Per quel che riguarda il perimetro di questo articolo ci limitiamo a costatare il portato destrutturante, di profilazione e numerico, degli organici dei servizi per la salute e dell’ancoraggio a rigidi vincoli finanziari. Inoltre e fondamentalmente, lavorare in questo settore della salute, soprattutto per chi svolge compiti dirigenziali o di costruzione di scenari e modelli politico-programmatori, significa camminare lungo il magmatico confine tra presente e futuro, riscontrando la snervante difficoltà a conseguire una comprensione dotata di certezza interpretativa durevole, che non debba, cioè, affrontare ulteriori ricomposizioni in un lasso di tempo breve. Col rischio di dover navigare a vista e agire di rimessa quasi esclusivamente nella riduzione del danno.

La sfida che si delinea per i professionisti che agiscono ai vari piani del servizio socio-sanitario nazionale come sopra inteso, con differenti posizioni e con diverso tipo di ruoli, in organico o di collaborazione, non è unicamente quella di doversi sottoporre a un aggiornamento multiforme e frenetico, perciò deficitario e a rischio equivoci o veri abbagli nell’assimilazione, c’è infatti la tenuta di tutto il sistema che subisce scosse telluriche a magnitudo e intensità anche serie.

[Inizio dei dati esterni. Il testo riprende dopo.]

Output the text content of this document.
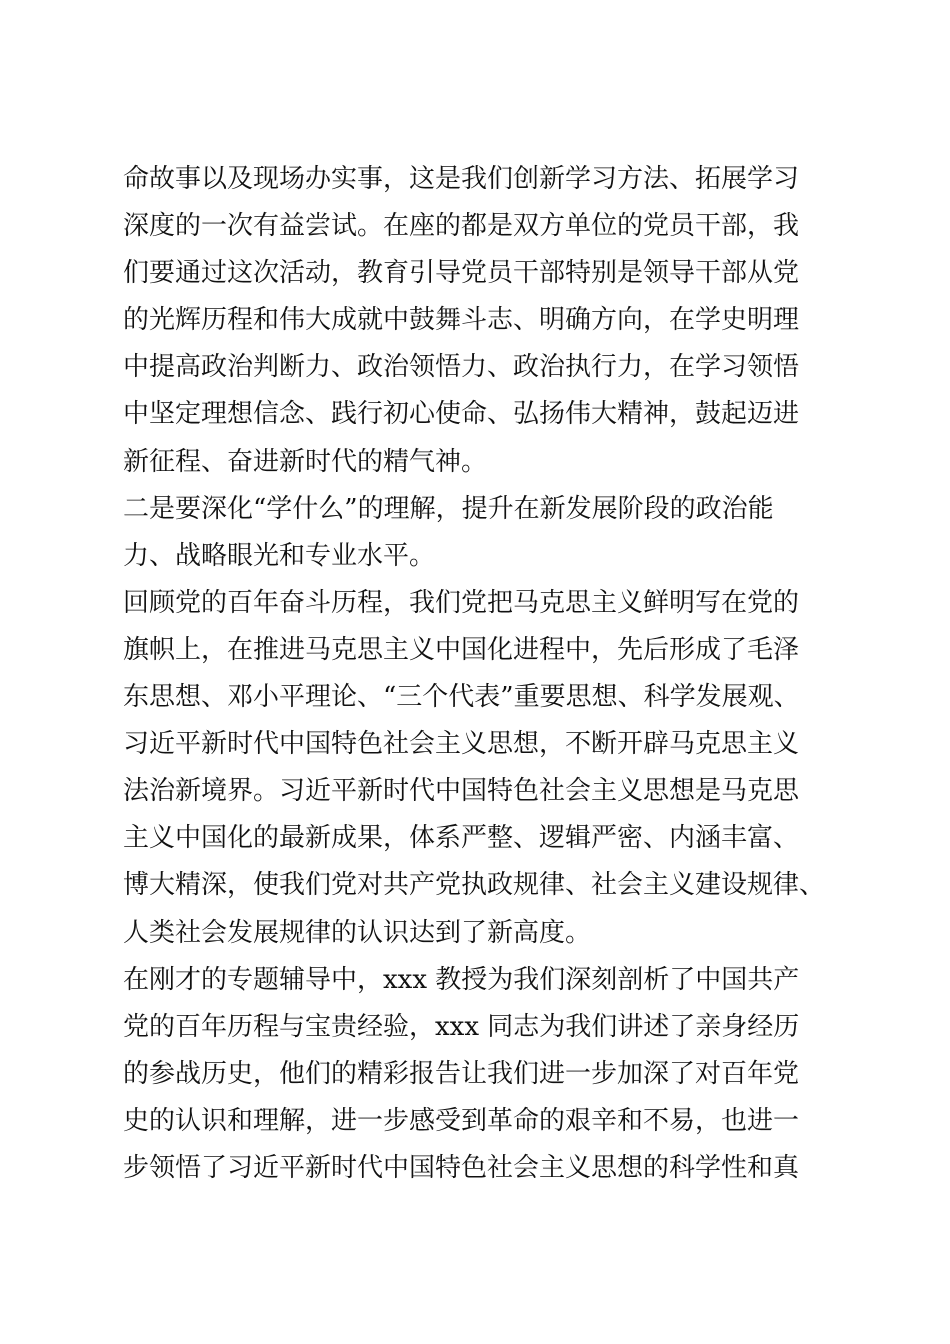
命故事以及现场办实事，这是我们创新学习方法、拓展学习
深度的一次有益尝试。在座的都是双方单位的党员干部，我
们要通过这次活动，教育引导党员干部特别是领导干部从党
的光辉历程和伟大成就中鼓舞斗志、明确方向，在学史明理
中提高政治判断力、政治领悟力、政治执行力，在学习领悟
中坚定理想信念、践行初心使命、弘扬伟大精神，鼓起迈进
新征程、奋进新时代的精气神。
二是要深化“学什么”的理解，提升在新发展阶段的政治能
力、战略眼光和专业水平。
回顾党的百年奋斗历程，我们党把马克思主义鲜明写在党的
旗帜上，在推进马克思主义中国化进程中，先后形成了毛泽
东思想、邓小平理论、“三个代表”重要思想、科学发展观、
习近平新时代中国特色社会主义思想，不断开辟马克思主义
法治新境界。习近平新时代中国特色社会主义思想是马克思
主义中国化的最新成果，体系严整、逻辑严密、内涵丰富、
博大精深，使我们党对共产党执政规律、社会主义建设规律、
人类社会发展规律的认识达到了新高度。
在刚才的专题辅导中，xxx 教授为我们深刻剖析了中国共产
党的百年历程与宝贵经验，xxx 同志为我们讲述了亲身经历
的参战历史，他们的精彩报告让我们进一步加深了对百年党
史的认识和理解，进一步感受到革命的艰辛和不易，也进一
步领悟了习近平新时代中国特色社会主义思想的科学性和真
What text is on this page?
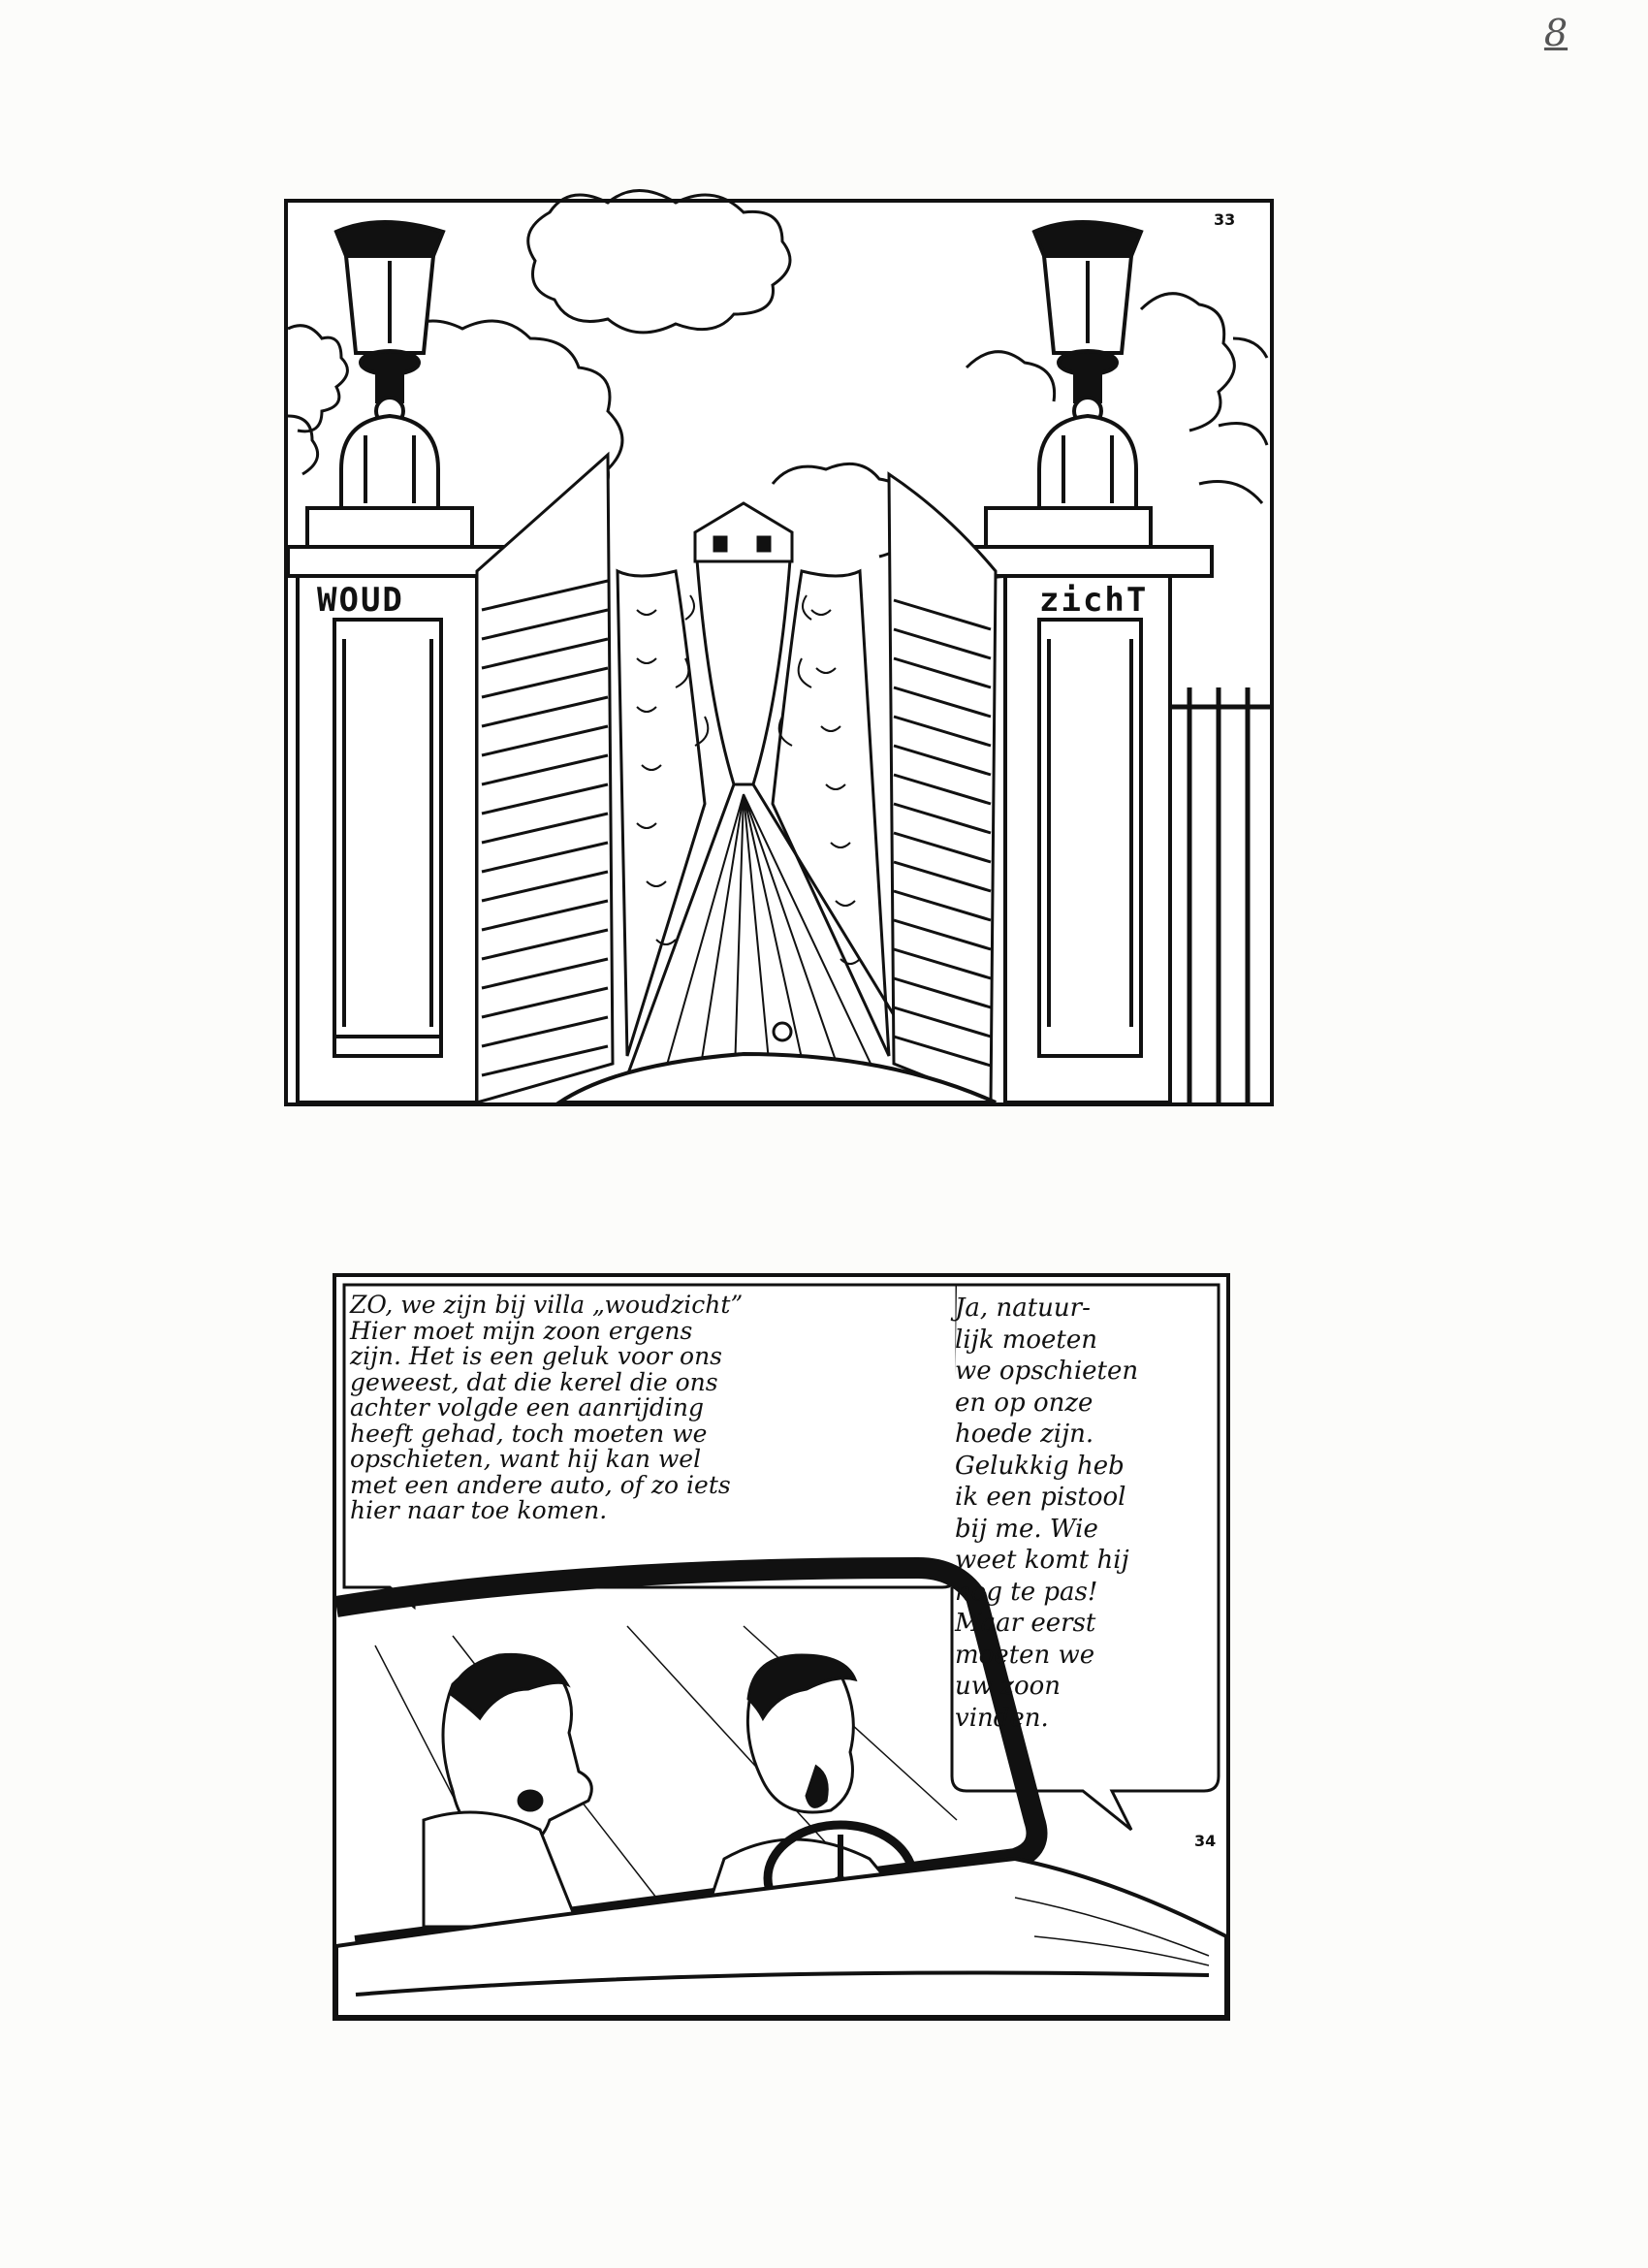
8
WOUD	zichT
33
ZO, we zijn bij villa „woudzicht”
Hier moet mijn zoon ergens
zijn. Het is een geluk voor ons
geweest, dat die kerel die ons
achter volgde een aanrijding
heeft gehad, toch moeten we
opschieten, want hij kan wel
met een andere auto, of zo iets
hier naar toe komen.
Ja, natuur-
lijk moeten
we opschieten
en op onze
hoede zijn.
Gelukkig heb
ik een pistool
bij me. Wie
weet komt hij
nog te pas!
Maar eerst
moeten we
uw zoon
vinden.
34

Queste prime righe non sono l’espressione di una psicologia catastrofica ma dell’evidente incrociarsi dell’innovazione tecno-informatica (IA, robotica, big data e telemedicina che stanno rivoluzionando la pratica medica) con la concettualizzazione dell’approccio One Health (che riconosce l’interconnessione tra la salute umana, la salute animale e la salute dell’ambiente e la necessaria collaborazione multi-settoriale e trans-disciplinare, coinvolgendo esperti di medicina umana, veterinaria e scienze ambientali) e la medicina delle 5P (preventiva, personalizzata, predittiva, partecipativa e di precisione rivolta al singolo paziente in un intorno territoriale e relazionale circoscrivibile). In termini non scherzosi ma puramente deduttivi dalla natura di questo incrocio, ciascuna persona si trova al centro di un apparato dai contorni più utopici che reali, perché dovrebbe provvedere lui e l’ambiente in cui vive di informazioni e interventi su misura sartoriale.

Una transizione epocale

A ben riflettere, gli accenni di contesto lasciano intravedere che stiamo ormai calpestando la soglia di un passaggio storicamente significativo, avvio della trasformazione radicale della società tutta, dal mondo lavorativo alla scuola, dalle telecomunicazioni, sempre più onnipresenti, all’industria e all’economia. Siamo agli albori di una rivoluzione più penetrante di quella industriale di fine XVIII secolo, che introducendo la macchina a vapore e altre apparecchiature ha sì favorito la modernizzazione e l’urbanizzazione, ma ha pure approfondito le disuguaglianze economico-politiche, creato nuove classi di privilegiati o di esclusi – il proletariato operaio, i lavoratori rurali e gli artigiani – e suscitato movimenti di protesta sfociati in scontri e conflitti cruenti in molte parti del mondo.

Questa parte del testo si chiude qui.